Highlight the day, month or year fields with the information that cannot be correct.

If the date as a whole does not exist

If the month is April, June, September, November, then check the day is between 1 and 30. If not, say ‘Day must be a number between 1 and 30 for [month]’. Highlight the day and month.

If the month is February and the year is a leap year, then check the day is between 1 and 29. If not, say ‘Day must be a number between 1 and 29 for February [year]’. Highlight the date input as a whole.

If the month is February and the year is not a leap year, then check the day is between 1 and 28. If not, say ‘Day must be a number between 1 and 28 for February [year]’. Highlight the date input as a whole.

If the date is in the future when it needs to be in the past

Highlight the date input as a whole.

Say ‘[whatever it is] must be in the past’. For example, ‘Date of birth must be in the past’.

If the date is in the future when it needs to be today or in the past

Highlight the date input as a whole.

Say ‘[whatever it is] must be today or in the past’. For example, ‘Date of birth must be today or in the past’.

If the date is in the past when it needs to be in the future

Highlight the date input as a whole.

Say ‘[whatever it is] must be in the future’. For example, ‘The date your course ends must be in the future’.

If the date is in the past when it needs to be today or in the future

Highlight the date input as a whole.

Say ‘[whatever it is] must be today or in the future’. For example, ‘The date your course ends must be today or in the future’.

If the date must be the same as or after another date

Highlight the date input as a whole.

Say ‘[whatever it is] must be the same as or after [date and optional description]’. For example, ‘The date your course ends must be the same as or after 1 September 2017 when you started the course’.

Consider that the other date, in this example 1 September 2017, might be wrong instead. If this is possible, provide help to users to change this date too.

If the date must be after another date

Highlight the date input as a whole.

Say ‘[whatever it is] must be after [date and optional description]’. For example, ‘The day your course ends must be after 1 September 2017’.

Consider that the other date, in this example 1 September 2017, might be wrong instead. If this is possible, provide help to users to change this date too.
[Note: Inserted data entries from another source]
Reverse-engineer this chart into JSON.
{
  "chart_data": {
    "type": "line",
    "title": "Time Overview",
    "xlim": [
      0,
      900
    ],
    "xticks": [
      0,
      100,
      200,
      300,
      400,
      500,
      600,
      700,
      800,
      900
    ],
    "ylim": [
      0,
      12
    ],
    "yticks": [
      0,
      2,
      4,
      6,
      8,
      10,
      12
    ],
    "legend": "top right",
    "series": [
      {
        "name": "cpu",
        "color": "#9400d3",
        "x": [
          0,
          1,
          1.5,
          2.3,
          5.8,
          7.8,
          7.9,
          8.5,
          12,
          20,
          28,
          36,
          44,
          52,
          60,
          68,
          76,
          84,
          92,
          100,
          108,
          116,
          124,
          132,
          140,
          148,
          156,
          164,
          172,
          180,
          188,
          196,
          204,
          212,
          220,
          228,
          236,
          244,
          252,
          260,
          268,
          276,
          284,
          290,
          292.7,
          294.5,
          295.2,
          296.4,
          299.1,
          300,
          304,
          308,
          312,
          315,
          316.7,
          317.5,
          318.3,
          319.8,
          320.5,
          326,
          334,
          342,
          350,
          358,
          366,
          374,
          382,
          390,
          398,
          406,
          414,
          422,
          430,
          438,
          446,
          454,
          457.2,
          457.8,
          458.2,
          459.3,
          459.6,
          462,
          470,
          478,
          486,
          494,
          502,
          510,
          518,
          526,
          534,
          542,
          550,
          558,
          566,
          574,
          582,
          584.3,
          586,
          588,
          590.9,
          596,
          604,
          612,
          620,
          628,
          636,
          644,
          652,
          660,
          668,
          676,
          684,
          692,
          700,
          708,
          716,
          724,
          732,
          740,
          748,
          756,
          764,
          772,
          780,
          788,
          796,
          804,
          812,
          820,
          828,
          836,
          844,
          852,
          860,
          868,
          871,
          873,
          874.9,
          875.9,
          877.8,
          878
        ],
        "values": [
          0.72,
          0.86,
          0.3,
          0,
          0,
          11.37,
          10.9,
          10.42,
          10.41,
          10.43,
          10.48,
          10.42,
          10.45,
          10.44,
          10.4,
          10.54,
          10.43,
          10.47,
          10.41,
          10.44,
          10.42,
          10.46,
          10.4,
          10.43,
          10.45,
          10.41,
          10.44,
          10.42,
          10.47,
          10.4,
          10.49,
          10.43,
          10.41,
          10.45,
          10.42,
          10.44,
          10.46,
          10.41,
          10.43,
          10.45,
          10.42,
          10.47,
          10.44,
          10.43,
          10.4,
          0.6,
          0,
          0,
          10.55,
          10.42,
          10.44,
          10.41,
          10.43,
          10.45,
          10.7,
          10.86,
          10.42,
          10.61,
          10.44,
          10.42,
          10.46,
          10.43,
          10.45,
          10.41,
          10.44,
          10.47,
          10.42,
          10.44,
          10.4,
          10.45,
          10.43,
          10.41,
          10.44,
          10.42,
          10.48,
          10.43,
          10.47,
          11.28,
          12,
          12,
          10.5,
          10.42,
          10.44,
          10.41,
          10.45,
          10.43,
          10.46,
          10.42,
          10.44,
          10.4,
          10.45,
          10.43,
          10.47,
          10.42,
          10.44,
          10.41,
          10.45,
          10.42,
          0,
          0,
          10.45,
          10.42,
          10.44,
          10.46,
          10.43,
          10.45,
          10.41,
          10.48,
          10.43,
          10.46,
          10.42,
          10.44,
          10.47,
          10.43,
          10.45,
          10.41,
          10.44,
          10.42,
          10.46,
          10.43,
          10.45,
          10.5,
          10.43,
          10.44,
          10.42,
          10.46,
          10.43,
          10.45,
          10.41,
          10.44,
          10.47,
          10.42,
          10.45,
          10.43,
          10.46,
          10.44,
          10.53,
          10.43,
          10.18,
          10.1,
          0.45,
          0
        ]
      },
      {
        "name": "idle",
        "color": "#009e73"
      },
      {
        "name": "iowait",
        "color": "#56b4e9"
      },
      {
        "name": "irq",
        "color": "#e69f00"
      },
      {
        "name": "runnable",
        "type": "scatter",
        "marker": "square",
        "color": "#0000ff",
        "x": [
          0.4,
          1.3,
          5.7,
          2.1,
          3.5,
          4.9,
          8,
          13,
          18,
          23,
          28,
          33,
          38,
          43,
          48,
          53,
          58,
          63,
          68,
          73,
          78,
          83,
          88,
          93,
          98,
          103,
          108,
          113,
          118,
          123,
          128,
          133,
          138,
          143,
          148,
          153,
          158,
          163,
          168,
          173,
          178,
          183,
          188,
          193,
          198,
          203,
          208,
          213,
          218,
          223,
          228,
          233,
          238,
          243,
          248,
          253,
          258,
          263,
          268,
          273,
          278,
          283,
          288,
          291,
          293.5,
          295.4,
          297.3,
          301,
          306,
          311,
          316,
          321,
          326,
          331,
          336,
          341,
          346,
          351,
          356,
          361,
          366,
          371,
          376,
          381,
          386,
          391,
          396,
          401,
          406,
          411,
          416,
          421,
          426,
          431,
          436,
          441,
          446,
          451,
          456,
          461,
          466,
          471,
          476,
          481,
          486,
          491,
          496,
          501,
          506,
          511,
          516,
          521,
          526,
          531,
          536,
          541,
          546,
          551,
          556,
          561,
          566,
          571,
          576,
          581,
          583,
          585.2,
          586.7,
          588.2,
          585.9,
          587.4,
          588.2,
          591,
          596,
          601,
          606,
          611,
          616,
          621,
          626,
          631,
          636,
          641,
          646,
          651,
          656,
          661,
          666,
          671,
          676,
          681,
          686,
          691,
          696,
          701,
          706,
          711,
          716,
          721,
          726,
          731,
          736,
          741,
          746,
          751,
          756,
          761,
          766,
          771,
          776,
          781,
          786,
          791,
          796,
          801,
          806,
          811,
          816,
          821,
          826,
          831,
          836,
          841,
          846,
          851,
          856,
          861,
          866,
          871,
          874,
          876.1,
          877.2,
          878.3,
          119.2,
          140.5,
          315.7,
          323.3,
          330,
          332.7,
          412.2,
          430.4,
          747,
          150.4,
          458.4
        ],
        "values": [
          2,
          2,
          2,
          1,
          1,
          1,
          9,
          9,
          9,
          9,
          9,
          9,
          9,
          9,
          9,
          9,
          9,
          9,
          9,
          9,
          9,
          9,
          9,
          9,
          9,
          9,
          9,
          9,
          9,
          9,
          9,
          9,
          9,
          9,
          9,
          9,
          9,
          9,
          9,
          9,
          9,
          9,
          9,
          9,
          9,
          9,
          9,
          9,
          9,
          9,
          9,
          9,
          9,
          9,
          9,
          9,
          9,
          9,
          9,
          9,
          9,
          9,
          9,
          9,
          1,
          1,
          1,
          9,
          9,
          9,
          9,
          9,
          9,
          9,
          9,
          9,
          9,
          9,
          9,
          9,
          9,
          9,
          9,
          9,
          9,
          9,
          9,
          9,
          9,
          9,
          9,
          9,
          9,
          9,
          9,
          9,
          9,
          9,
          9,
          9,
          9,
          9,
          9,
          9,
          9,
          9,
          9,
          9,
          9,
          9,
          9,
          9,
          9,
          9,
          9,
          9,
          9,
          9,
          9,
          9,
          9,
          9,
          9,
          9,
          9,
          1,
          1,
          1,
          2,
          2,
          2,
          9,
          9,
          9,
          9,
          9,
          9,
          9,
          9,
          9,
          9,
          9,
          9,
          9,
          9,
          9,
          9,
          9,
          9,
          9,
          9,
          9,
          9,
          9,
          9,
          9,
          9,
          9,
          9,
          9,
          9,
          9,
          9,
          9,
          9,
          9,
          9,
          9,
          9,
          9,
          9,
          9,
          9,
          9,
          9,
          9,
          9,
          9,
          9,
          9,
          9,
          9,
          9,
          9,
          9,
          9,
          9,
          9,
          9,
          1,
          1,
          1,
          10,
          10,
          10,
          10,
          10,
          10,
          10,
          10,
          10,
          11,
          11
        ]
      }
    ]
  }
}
If the date must be the same as or before another date

Highlight the date input as a whole.

Say ‘[whatever it is] must be the same as or before [date and optional description]’. For example, ‘The date of Gordon’s last exam must be the same as or before 31 August 2017 when they left school’.
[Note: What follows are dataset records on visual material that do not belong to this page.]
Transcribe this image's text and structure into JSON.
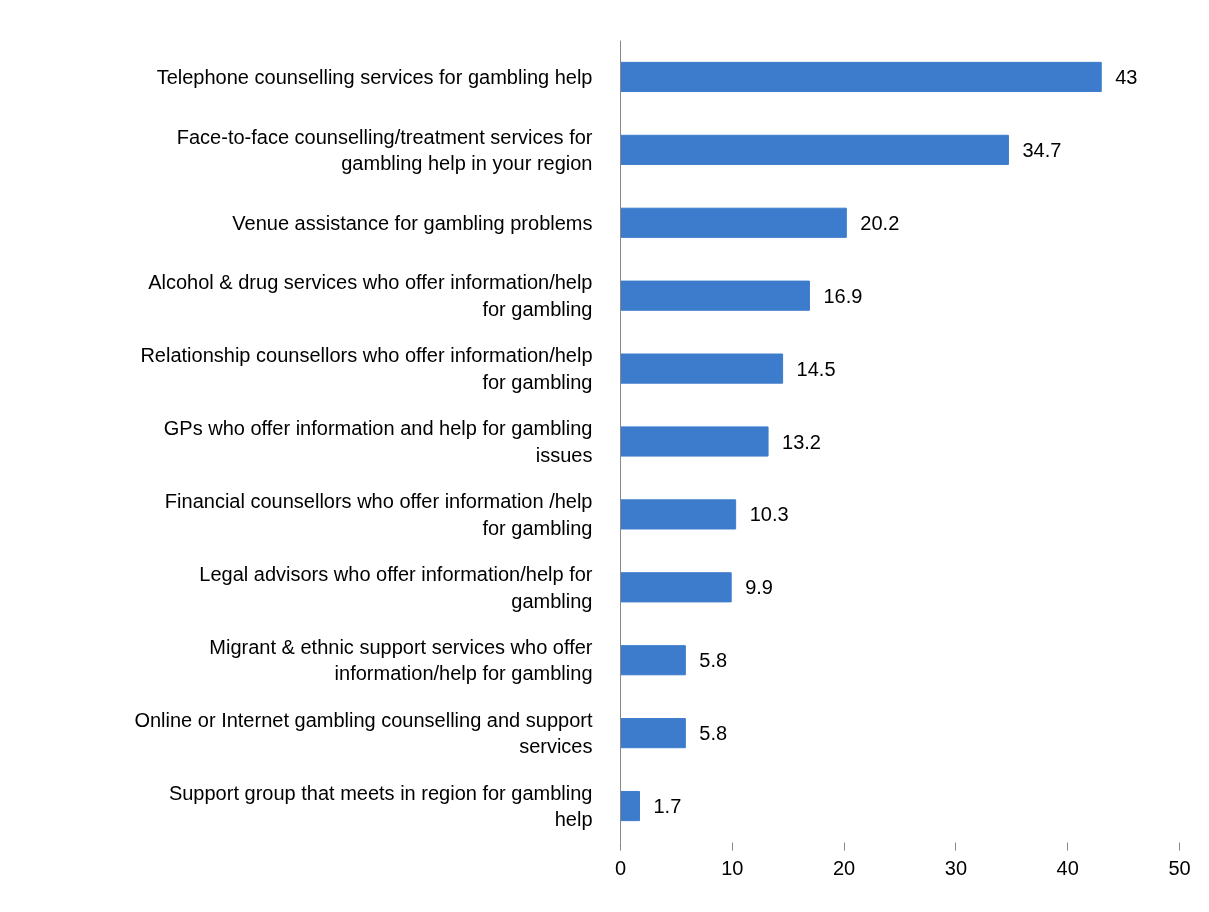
{
  "chart_data": {
    "type": "bar",
    "orientation": "horizontal",
    "categories": [
      "Telephone counselling services for gambling help",
      "Face-to-face counselling/treatment services for\ngambling help in your region",
      "Venue assistance for gambling problems",
      "Alcohol & drug services who offer information/help\nfor gambling",
      "Relationship counsellors who offer information/help\nfor gambling",
      "GPs who offer information and help for gambling\nissues",
      "Financial counsellors who offer information /help\nfor gambling",
      "Legal advisors who offer information/help for\ngambling",
      "Migrant & ethnic support services who offer\ninformation/help for gambling",
      "Online or Internet gambling counselling and support\nservices",
      "Support group that meets in region for gambling\nhelp"
    ],
    "values": [
      43,
      34.7,
      20.2,
      16.9,
      14.5,
      13.2,
      10.3,
      9.9,
      5.8,
      5.8,
      1.7
    ],
    "color": "#3d7ccc",
    "xlim": [
      0,
      50
    ],
    "xticks": [
      0,
      10,
      20,
      30,
      40,
      50
    ],
    "data_labels": true,
    "grid": false
  }
}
Consider that the other date, in this example 31 August 2017, might be wrong instead. If this is possible, provide help to users to change this date too.

If the date must be before another date

Highlight the date input as a whole.

Say ‘[whatever it is] must be before [date and optional description]’. For example, ‘The date of Gordon’s last exam must be the same as or before 31 August 2017’.

Consider that the other date, in this example 31 August 2017, might be wrong instead. If this is possible, provide help to users to change this date too.

If the date must be between two dates

Highlight the date input as a whole.

Say ‘[whatever it is] must be between [date] and [date and optional description]’. For example, ‘The date your contract started must be between 1 September 2017 and 30 September 2017 when you were self-employed’.

Consider that these dates, in this example 1 September 2017 and 30 September 2017, might be wrong instead. If this is possible, provide help to users to change these dates too.

rjmunro commented 3 days ago

The guide at https://design-system.service.gov.uk/patterns/dates/ has a section on "relative dates", like today, tomorrow or yesterday, but doesn't show an example of how this should be done. Should it be integrated with the normal date input - e.g. click a "today" link or button and it auto-fills the date, or is it talking about using a different component completely?

I'm using a gov.uk page where I have to enter an event, including it's date with the date component. Because I'm efficient, I'll always enter it as it happens, or at worst the day after. Having to look up and re-type the date each time is really annoying.